Suspected Lashker-e-Taiba operative Abdul Nayeem Sheikh, who was arrested last month from Lucknow, had spent some time in trouble-torn south Kashmir and pictured some Army installations, officials said.
Sheikh, a resident of Aurangabad in Maharashtra, was on the radar of central intelligence agencies for quite sometime before he was nabbed with the help of Uttar Pradesh police in the last week of November.
The case was handed over to the National Investigation Agency (NIA), a central probe agency mandated to investigate all terror modules in the country.
The central security agencies, which interrogated Sheikh at length, had told the investigators about his accomplice, Tauseef Ahmed Malik, in Pulwama district of south Kashmir. He was placed under arrest by the NIA on December 9.
During interrogation, Sheikh disclosed that he had stayed in Pulwama, moved to various places with the help of Malik and even photographed some Army and para-military camps, the officials claimed.

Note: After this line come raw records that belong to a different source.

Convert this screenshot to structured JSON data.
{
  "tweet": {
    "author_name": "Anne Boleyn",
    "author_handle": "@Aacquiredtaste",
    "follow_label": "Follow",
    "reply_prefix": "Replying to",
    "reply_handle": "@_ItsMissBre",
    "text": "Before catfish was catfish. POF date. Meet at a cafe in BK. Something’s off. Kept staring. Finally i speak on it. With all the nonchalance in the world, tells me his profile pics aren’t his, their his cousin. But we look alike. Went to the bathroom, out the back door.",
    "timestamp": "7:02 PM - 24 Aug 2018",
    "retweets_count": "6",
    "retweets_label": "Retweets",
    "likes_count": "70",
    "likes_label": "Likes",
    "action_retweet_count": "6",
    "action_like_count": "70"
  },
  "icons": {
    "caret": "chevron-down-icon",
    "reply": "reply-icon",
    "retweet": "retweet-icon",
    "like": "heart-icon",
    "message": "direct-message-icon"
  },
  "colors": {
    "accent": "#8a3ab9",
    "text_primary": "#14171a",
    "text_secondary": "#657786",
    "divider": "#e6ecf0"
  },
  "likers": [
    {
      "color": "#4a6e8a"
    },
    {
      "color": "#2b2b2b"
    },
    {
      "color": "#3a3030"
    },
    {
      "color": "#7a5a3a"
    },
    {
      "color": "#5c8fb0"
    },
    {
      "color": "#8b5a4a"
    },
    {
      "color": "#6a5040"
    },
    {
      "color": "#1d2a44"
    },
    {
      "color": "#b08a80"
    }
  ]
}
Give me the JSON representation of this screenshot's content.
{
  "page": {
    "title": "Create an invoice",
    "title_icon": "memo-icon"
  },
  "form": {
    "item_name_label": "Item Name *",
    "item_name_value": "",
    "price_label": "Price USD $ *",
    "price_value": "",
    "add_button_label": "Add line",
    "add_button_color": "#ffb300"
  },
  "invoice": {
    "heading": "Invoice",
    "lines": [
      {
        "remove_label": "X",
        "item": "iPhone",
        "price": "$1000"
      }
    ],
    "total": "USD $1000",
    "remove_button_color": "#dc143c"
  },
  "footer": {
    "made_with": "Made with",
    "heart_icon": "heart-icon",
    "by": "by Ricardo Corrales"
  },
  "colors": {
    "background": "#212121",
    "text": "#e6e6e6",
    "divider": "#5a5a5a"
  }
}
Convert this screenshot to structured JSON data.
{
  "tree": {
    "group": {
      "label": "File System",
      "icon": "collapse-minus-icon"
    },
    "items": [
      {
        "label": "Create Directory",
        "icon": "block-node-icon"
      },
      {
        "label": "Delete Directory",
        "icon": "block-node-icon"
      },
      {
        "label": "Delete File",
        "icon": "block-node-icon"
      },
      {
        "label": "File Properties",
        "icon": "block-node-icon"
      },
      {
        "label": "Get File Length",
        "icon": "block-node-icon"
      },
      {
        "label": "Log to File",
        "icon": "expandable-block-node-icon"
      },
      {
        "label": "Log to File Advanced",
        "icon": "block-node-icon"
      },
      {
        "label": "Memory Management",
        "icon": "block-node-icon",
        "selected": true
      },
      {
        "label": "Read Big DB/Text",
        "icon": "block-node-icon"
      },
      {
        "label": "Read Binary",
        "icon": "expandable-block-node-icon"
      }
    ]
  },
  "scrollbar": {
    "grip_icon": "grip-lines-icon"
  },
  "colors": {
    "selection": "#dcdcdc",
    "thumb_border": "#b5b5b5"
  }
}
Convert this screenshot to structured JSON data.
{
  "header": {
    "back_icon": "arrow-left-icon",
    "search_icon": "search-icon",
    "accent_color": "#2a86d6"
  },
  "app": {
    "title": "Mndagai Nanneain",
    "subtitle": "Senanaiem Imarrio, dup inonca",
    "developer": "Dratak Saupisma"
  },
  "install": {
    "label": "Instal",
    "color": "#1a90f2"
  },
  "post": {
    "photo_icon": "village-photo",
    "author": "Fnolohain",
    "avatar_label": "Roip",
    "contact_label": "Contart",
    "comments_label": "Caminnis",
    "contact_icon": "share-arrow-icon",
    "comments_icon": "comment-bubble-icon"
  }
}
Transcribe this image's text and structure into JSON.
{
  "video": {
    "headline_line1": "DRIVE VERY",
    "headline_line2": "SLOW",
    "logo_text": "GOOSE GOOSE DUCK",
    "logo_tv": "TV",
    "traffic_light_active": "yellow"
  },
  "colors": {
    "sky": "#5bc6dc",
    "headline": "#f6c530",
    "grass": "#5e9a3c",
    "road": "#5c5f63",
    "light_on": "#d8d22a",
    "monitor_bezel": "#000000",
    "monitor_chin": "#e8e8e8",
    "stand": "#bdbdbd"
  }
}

Sheikh, who was wanted in connection with a 2014 terror case and was since on the run, told investigators that some important power projects and railway tracks in the Valley were surveyed, they said.
He had also visited some places in Himachal Pradesh, especially Kasol, which is frequented by Israeli nationals visiting India, according to the officials.
Security agencies have claimed that Sheikh was roped in for a recce mission similar to that undertaken by David Headley, a Pakistan-American, who is at present serving a prison sentence of 35 years at a US jail for his involvement in terror activities and the 26/11 Mumbai attacks of 2008.
They said Malik's association with the Pakistan-based Lashker-e-Taiba also came to light during Sheikh's interrogation.
Malik had shown to probe officials the places where Sheikh had stayed with the terrorists for over three months, they added.